NEW YORK—India and Pakistan have agreed to take steps to reduce tension on the disputed part of their border, in a much-anticipated meeting that senior officials said made advances in the tense relations between these nuclear-armed neighbors.
Indian Prime Minister Manmohan Singh and his Pakistani counterpart Nawaz Sharif met in New York on Sunday on the sidelines of the United Nations General Assembly. The talks went better than expected, officials from both sides said.
A series of deadly events in the weeks leading to the discussions had heightened tensions in the countries' already-fraught relationship.
Washington believes normalizing relations between India and Pakistan would help stabilize the region, as the hostility between the two countries feeds a detrimental competition for influence in Afghanistan. And Islamabad's concern over its eastern border with India prevents it from dealing with the al Qaeda-influenced militant groups that menace its northwest.
"There is clearly a desire from both sides to have a much better relationship," said India's national security adviser, Shivshankar Menon, briefing reporters after the meeting. "We have actually achieved a new stage; we do have some understanding on how to move forward."
Earlier
Pakistan Extends Olive Branch to India Mr. Sharif, who came to power in June and has a history of pursuing peace with India, had asked for the meeting.
For his part, Mr. Singh has a record of defying hawks at home to reach out to Pakistan. But how far he can go is limited by elections his party faces in India next year. Any supposed softness on Pakistan will be exploited by his conservative opponents.
In a speech Saturday at the U.N., Mr. Singh had accused Pakistan of "state-sponsored cross-border terrorism," aggressive language that Pakistani officials say shocked Mr. Sharif and led to pressure on him to pull out of the meeting. And Mr. Singh discussed alleged Pakistani-backed militant groups with President Barack Obama in Washington on Friday, to the annoyance of Islamabad, which wants to deal with the issue bilaterally.
In an interview with The Wall Street Journal on Saturday, India's foreign minister, Salman Khurshid, said the Pakistani military was undermining its own elected prime minister's peace initiative by unleashing violence against India.
In his U.N. address Friday, Mr. Sharif called for a "new beginning" for Pakistan's relationship with India. He also called for the people of Kashmir to be allowed to decide their own future.
"The most important result of this meeting was that it produced a lowering of tensions," said Jalil Abbas Jilani, the top bureaucratic official at Pakistan's Ministry of Foreign Affairs. "There is a willingness to address all our issues," he said. "Terrorism was certainly discussed. Terrorism is as much a concern for Pakistan as for India," the official added.
On Sunday, the two states agreed for their senior military officials to find a means to restore the cease-fire across their disputed border in the mountainous region of Kashmir and to find a mechanism to prevent hostilities breaking out there again.

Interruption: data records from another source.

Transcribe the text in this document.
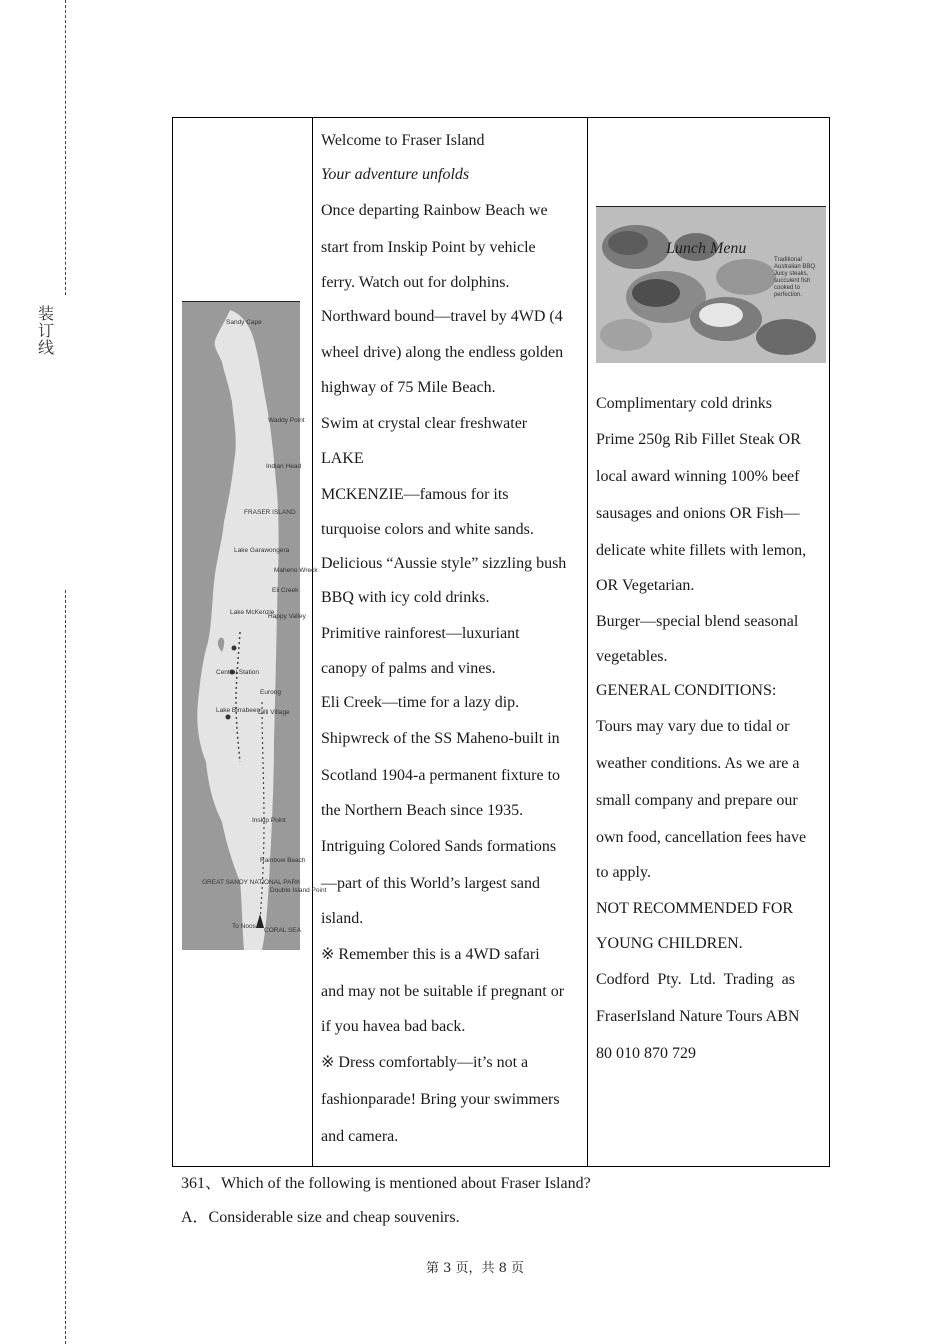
装
订
线
Sandy Cape
Waddy Point
Indian Head
FRASER ISLAND
Lake Garawongera
Maheno Wreck
Eli Creek
Happy Valley
Lake McKenzie
Central Station
Eurong
Lake Birrabeen
Dilli Village
Inskip Point
Rainbow Beach
Double Island Point
GREAT SANDY NATIONAL PARK
To Noosa
CORAL SEA

Welcome to Fraser Island

Your adventure unfolds

Once departing Rainbow Beach we

start from Inskip Point by vehicle

ferry. Watch out for dolphins.

Northward bound—travel by 4WD (4

wheel drive) along the endless golden

highway of 75 Mile Beach.

Swim at crystal clear freshwater

LAKE

MCKENZIE—famous for its

turquoise colors and white sands.

Delicious “Aussie style” sizzling bush

BBQ with icy cold drinks.

Primitive rainforest—luxuriant

canopy of palms and vines.

Eli Creek—time for a lazy dip.

Shipwreck of the SS Maheno-built in

Scotland 1904-a permanent fixture to

the Northern Beach since 1935.

Intriguing Colored Sands formations

—part of this World’s largest sand

island.

※ Remember this is a 4WD safari

and may not be suitable if pregnant or

if you havea bad back.

※ Dress comfortably—it’s not a

fashionparade! Bring your swimmers

and camera.

Lunch Menu
Traditional Australian BBQ. Juicy steaks, succulent fish cooked to perfection.

Complimentary cold drinks

Prime 250g Rib Fillet Steak OR

local award winning 100% beef

sausages and onions OR Fish—

delicate white fillets with lemon,

OR Vegetarian.

Burger—special blend seasonal

vegetables.

GENERAL CONDITIONS:

Tours may vary due to tidal or

weather conditions. As we are a

small company and prepare our

own food, cancellation fees have

to apply.

NOT RECOMMENDED FOR

YOUNG CHILDREN.

Codford  Pty.  Ltd.  Trading  as

FraserIsland Nature Tours ABN

80 010 870 729

361、Which of the following is mentioned about Fraser Island?
A．Considerable size and cheap souvenirs.
第 3 页，共 8 页
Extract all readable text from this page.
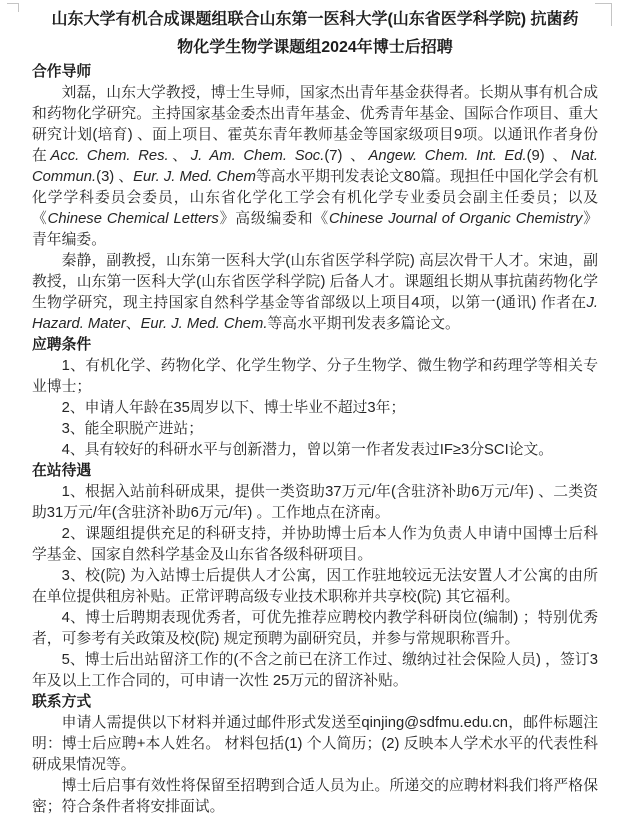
山东大学有机合成课题组联合山东第一医科大学(山东省医学科学院) 抗菌药
物化学生物学课题组2024年博士后招聘
合作导师
刘磊，山东大学教授，博士生导师，国家杰出青年基金获得者。长期从事有机合成和药物化学研究。主持国家基金委杰出青年基金、优秀青年基金、国际合作项目、重大研究计划(培育) 、面上项目、霍英东青年教师基金等国家级项目9项。以通讯作者身份在Acc. Chem. Res.、J. Am. Chem. Soc.(7) 、Angew. Chem. Int. Ed.(9) 、Nat. Commun.(3) 、Eur. J. Med. Chem等高水平期刊发表论文80篇。现担任中国化学会有机化学学科委员会委员，山东省化学化工学会有机化学专业委员会副主任委员；以及《Chinese Chemical Letters》高级编委和《Chinese Journal of Organic Chemistry》青年编委。
秦静，副教授，山东第一医科大学(山东省医学科学院) 高层次骨干人才。宋迪，副教授，山东第一医科大学(山东省医学科学院) 后备人才。课题组长期从事抗菌药物化学生物学研究，现主持国家自然科学基金等省部级以上项目4项，以第一(通讯) 作者在J. Hazard. Mater、Eur. J. Med. Chem.等高水平期刊发表多篇论文。
应聘条件
1、有机化学、药物化学、化学生物学、分子生物学、微生物学和药理学等相关专业博士；
2、申请人年龄在35周岁以下、博士毕业不超过3年；
3、能全职脱产进站；
4、具有较好的科研水平与创新潜力，曾以第一作者发表过IF≥3分SCI论文。
在站待遇
1、根据入站前科研成果，提供一类资助37万元/年(含驻济补助6万元/年) 、二类资助31万元/年(含驻济补助6万元/年) 。工作地点在济南。
2、课题组提供充足的科研支持，并协助博士后本人作为负责人申请中国博士后科学基金、国家自然科学基金及山东省各级科研项目。
3、校(院) 为入站博士后提供人才公寓，因工作驻地较远无法安置人才公寓的由所在单位提供租房补贴。正常评聘高级专业技术职称并共享校(院) 其它福利。
4、博士后聘期表现优秀者，可优先推荐应聘校内教学科研岗位(编制) ；特别优秀者，可参考有关政策及校(院) 规定预聘为副研究员，并参与常规职称晋升。
5、博士后出站留济工作的(不含之前已在济工作过、缴纳过社会保险人员) ，签订3年及以上工作合同的，可申请一次性 25万元的留济补贴。
联系方式
申请人需提供以下材料并通过邮件形式发送至qinjing@sdfmu.edu.cn，邮件标题注明：博士后应聘+本人姓名。 材料包括(1) 个人简历；(2) 反映本人学术水平的代表性科研成果情况等。
博士后启事有效性将保留至招聘到合适人员为止。所递交的应聘材料我们将严格保密；符合条件者将安排面试。
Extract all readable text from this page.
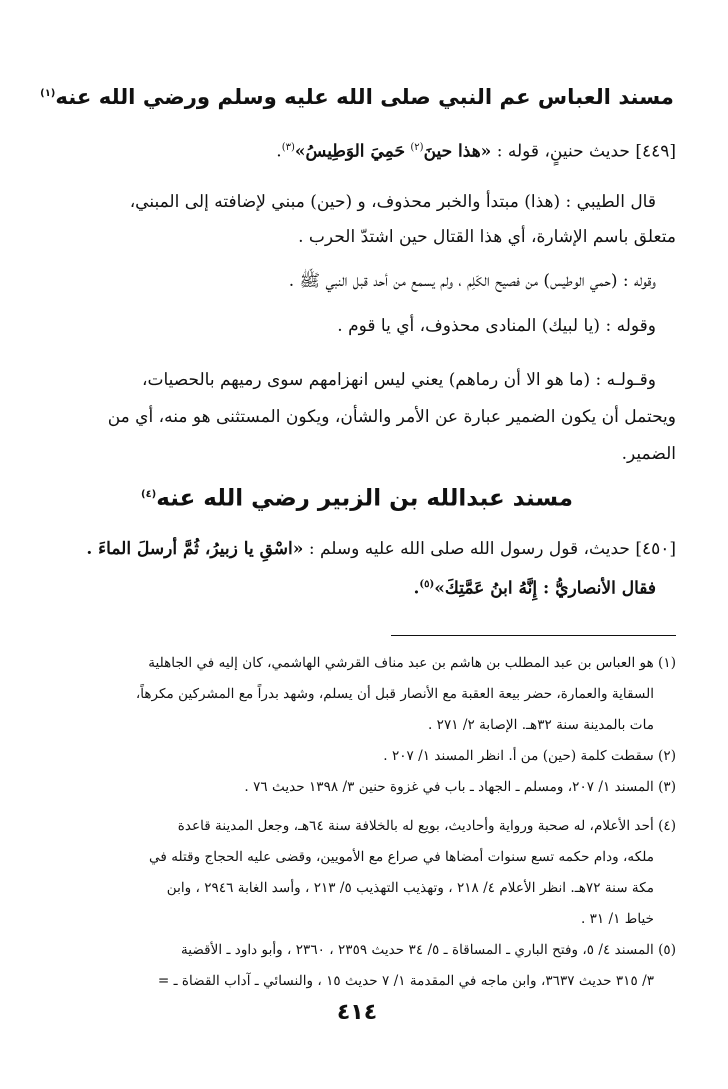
مسند العباس عم النبي صلى الله عليه وسلم ورضي الله عنه$^{(١)}$
[٤٤٩] حديث حنينٍ، قوله : «هذا حينَ$^{(٢)}$ حَمِيَ الوَطِيسُ»$^{(٣)}$.
قال الطيبي : (هذا) مبتدأ والخبر محذوف، و (حين) مبني لإضافته إلى المبني،
متعلق باسم الإشارة، أي هذا القتال حين اشتدّ الحرب .
وقوله : (حمي الوطيس) من فصيح الكَلِم ، ولم يسمع من أحد قبل النبي ﷺ .
وقوله : (يا لبيك) المنادى محذوف، أي يا قوم .
وقـولـه : (ما هو الا أن رماهم) يعني ليس انهزامهم سوى رميهم بالحصيات،
ويحتمل أن يكون الضمير عبارة عن الأمر والشأن، ويكون المستثنى هو منه، أي من
الضمير.
مسند عبدالله بن الزبير رضي الله عنه$^{(٤)}$
[٤٥٠] حديث، قول رسول الله صلى الله عليه وسلم : «اسْقِ يا زبيرُ، ثُمَّ أرسلَ الماءَ .
فقال الأنصاريُّ : إِنَّهُ ابنُ عَمَّتِكَ»$^{(٥)}$.
(١) هو العباس بن عبد المطلب بن هاشم بن عبد مناف القرشي الهاشمي، كان إليه في الجاهلية
السقاية والعمارة، حضر بيعة العقبة مع الأنصار قبل أن يسلم، وشهد بدراً مع المشركين مكرهاً،
مات بالمدينة سنة ٣٢هـ. الإصابة ٢/ ٢٧١ .
(٢) سقطت كلمة (حين) من أ. انظر المسند ١/ ٢٠٧ .
(٣) المسند ١/ ٢٠٧، ومسلم ـ الجهاد ـ باب في غزوة حنين ٣/ ١٣٩٨ حديث ٧٦ .
(٤) أحد الأعلام، له صحبة ورواية وأحاديث، بويع له بالخلافة سنة ٦٤هـ، وجعل المدينة قاعدة
ملكه، ودام حكمه تسع سنوات أمضاها في صراع مع الأمويين، وقضى عليه الحجاج وقتله في
مكة سنة ٧٢هـ. انظر الأعلام ٤/ ٢١٨ ، وتهذيب التهذيب ٥/ ٢١٣ ، وأسد الغابة ٢٩٤٦ ، وابن
خياط ١/ ٣١ .
(٥) المسند ٤/ ٥، وفتح الباري ـ المساقاة ـ ٥/ ٣٤ حديث ٢٣٥٩ ، ٢٣٦٠ ، وأبو داود ـ الأقضية
٣/ ٣١٥ حديث ٣٦٣٧، وابن ماجه في المقدمة ١/ ٧ حديث ١٥ ، والنسائي ـ آداب القضاة ـ =
٤١٤
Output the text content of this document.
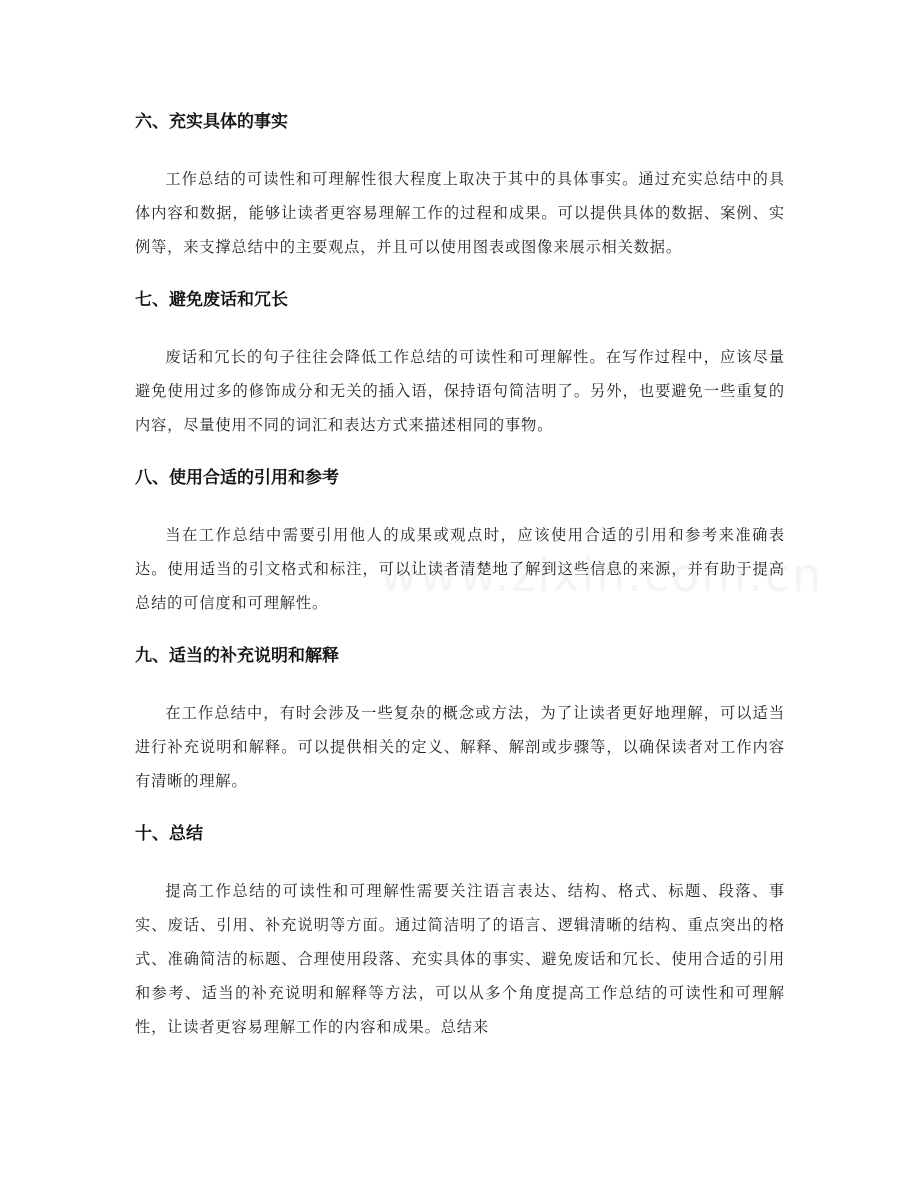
六、充实具体的事实

工作总结的可读性和可理解性很大程度上取决于其中的具体事实。通过充实总结中的具体内容和数据，能够让读者更容易理解工作的过程和成果。可以提供具体的数据、案例、实例等，来支撑总结中的主要观点，并且可以使用图表或图像来展示相关数据。

七、避免废话和冗长

废话和冗长的句子往往会降低工作总结的可读性和可理解性。在写作过程中，应该尽量避免使用过多的修饰成分和无关的插入语，保持语句简洁明了。另外，也要避免一些重复的内容，尽量使用不同的词汇和表达方式来描述相同的事物。

八、使用合适的引用和参考

当在工作总结中需要引用他人的成果或观点时，应该使用合适的引用和参考来准确表达。使用适当的引文格式和标注，可以让读者清楚地了解到这些信息的来源，并有助于提高总结的可信度和可理解性。

九、适当的补充说明和解释

在工作总结中，有时会涉及一些复杂的概念或方法，为了让读者更好地理解，可以适当进行补充说明和解释。可以提供相关的定义、解释、解剖或步骤等，以确保读者对工作内容有清晰的理解。

十、总结

提高工作总结的可读性和可理解性需要关注语言表达、结构、格式、标题、段落、事实、废话、引用、补充说明等方面。通过简洁明了的语言、逻辑清晰的结构、重点突出的格式、准确简洁的标题、合理使用段落、充实具体的事实、避免废话和冗长、使用合适的引用和参考、适当的补充说明和解释等方法，可以从多个角度提高工作总结的可读性和可理解性，让读者更容易理解工作的内容和成果。总结来
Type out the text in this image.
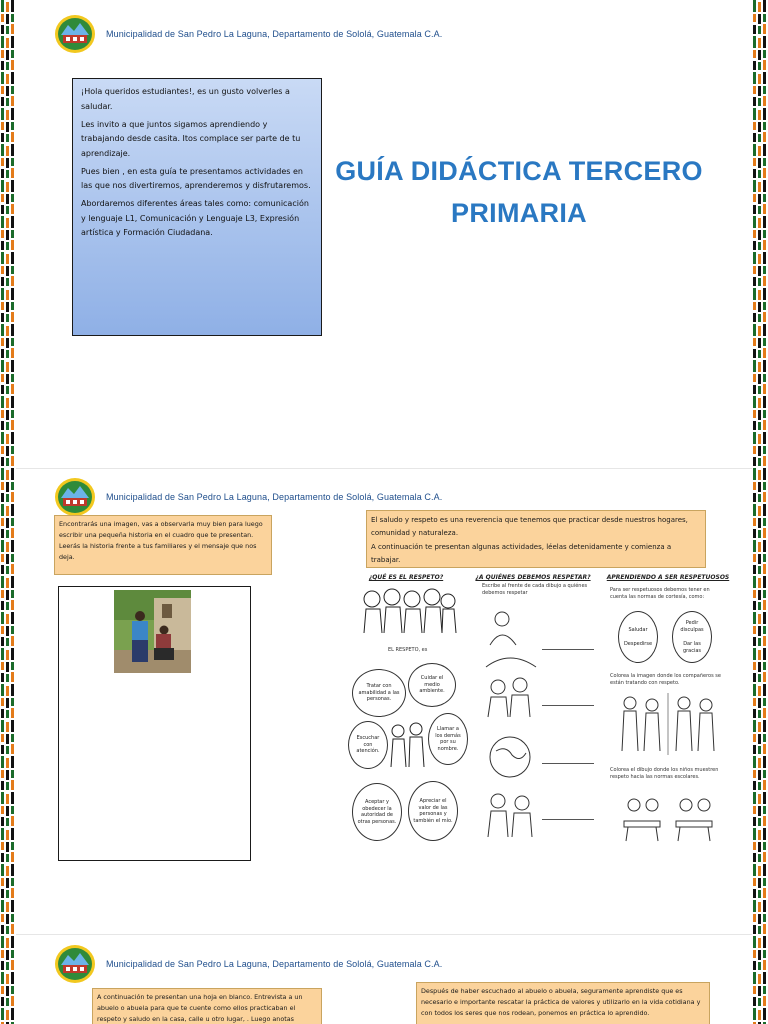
Municipalidad de San Pedro La Laguna, Departamento de Sololá, Guatemala C.A.

¡Hola queridos estudiantes!, es un gusto volverles a saludar.

Les invito a que juntos sigamos aprendiendo y trabajando desde casita. Itos complace ser parte de tu aprendizaje.

Pues bien , en esta guía te presentamos actividades en las que nos divertiremos, aprenderemos y disfrutaremos.

Abordaremos diferentes áreas tales como: comunicación y lenguaje L1, Comunicación y Lenguaje L3, Expresión artística y Formación Ciudadana.

GUÍA DIDÁCTICA TERCERO
PRIMARIA
Municipalidad de San Pedro La Laguna, Departamento de Sololá, Guatemala C.A.

Encontrarás una imagen, vas a observarla muy bien para luego escribir una pequeña historia en el cuadro que te presentan. Leerás la historia frente a tus familiares y el mensaje que nos deja.

El saludo y respeto es una reverencia que tenemos que practicar desde nuestros hogares, comunidad y naturaleza.

A continuación te presentan algunas actividades, léelas detenidamente y comienza a trabajar.

¿QUÉ ES EL RESPETO?
EL RESPETO, es
Tratar con amabilidad a las personas.
Cuidar el medio ambiente.
Escuchar con atención.
Llamar a los demás por su nombre.
Aceptar y obedecer la autoridad de otras personas.
Apreciar el valor de las personas y también el mío.
¿A QUIÉNES DEBEMOS RESPETAR?
Escribe al frente de cada dibujo a quiénes debemos respetar
APRENDIENDO A SER RESPETUOSOS
Para ser respetuosos debemos tener en cuenta las normas de cortesía, como:
Saludar
Despedirse
Pedir disculpas
Dar las gracias
Colorea la imagen donde los compañeros se están tratando con respeto.
Colorea el dibujo donde los niños muestren respeto hacia las normas escolares.
Municipalidad de San Pedro La Laguna, Departamento de Sololá, Guatemala C.A.

A continuación te presentan una hoja en blanco. Entrevista a un abuelo o abuela para que te cuente como ellos practicaban el respeto y saludo en la casa, calle u otro lugar, . Luego anotas

Después de haber escuchado al abuelo o abuela, seguramente aprendiste que es necesario e importante rescatar la práctica de valores y utilizarlo en la vida cotidiana y con todos los seres que nos rodean, ponemos en práctica lo aprendido.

There has been a regular exchange of fire on the Kashmir border in recent weeks, after five Indian soldiers were killed. Delhi says Pakistani military personnel slipped across the border in Kashmir and ambushed them, an allegation Islamabad denies.
Kashmir is claimed by both countries, with India holding most of that territory in the Indian state of Jammu and Kashmir, while Pakistan holds about a third of Kashmir in its borders.
On Thursday, at least eight people were killed when suspected militants stormed a police station and army camp on the Indian side of Kashmir. An attempted bombing in early August of the Indian consulate in Jalalabad, eastern Afghanistan, is also blamed by Delhi on militants backed by Pakistan, which Pakistan denies.
India's Mr. Menon said Sunday's meeting, which lasted about an hour, dealt only with the immediate sources of discord, with progress on the broader relationship possible after those are dealt with.
He said India raised the issue of militants operating from Pakistan, especially the bringing to justice members of Lashkar-e-Taiba, a jihadist group blamed by India for a 2008 attack on Mumbai in which 166 people were killed, including six Americans. Mr. Sharif promised the Pakistani court case against the alleged handlers of the Mumbai attackers would be pursued with more rigor, Mr. Menon said.
"If any meeting between India and Pakistan isn't a disaster, it counts as a success," said another Indian official. "It is step by step. We have 60 years of differences to overcome."
India believes the Pakistani military and its Inter-Services Intelligence spy agency "does not want to have good relations with India", Delhi's Foreign Minister, Mr. Khurshid, said on Saturday. "The Pakistani government must find ways of handling ISI and Pakistani army."
Islamabad has repeatedly denied that any arm of the government is supporting attacks against India, However, Pakistan's Mr. Sharif himself has said he was thrown out of power in a coup the previous time he was prime minister, in 1999, because of his peace moves with India, a view he repeated in New York on Friday in a speech to the Pakistani immigrant community.
Kashmir lies at the heart of tension between the two nations. Any comprehensive peace deal would need to settle the status of Kashmir, probably keeping the status quo that divides the area between the two countries.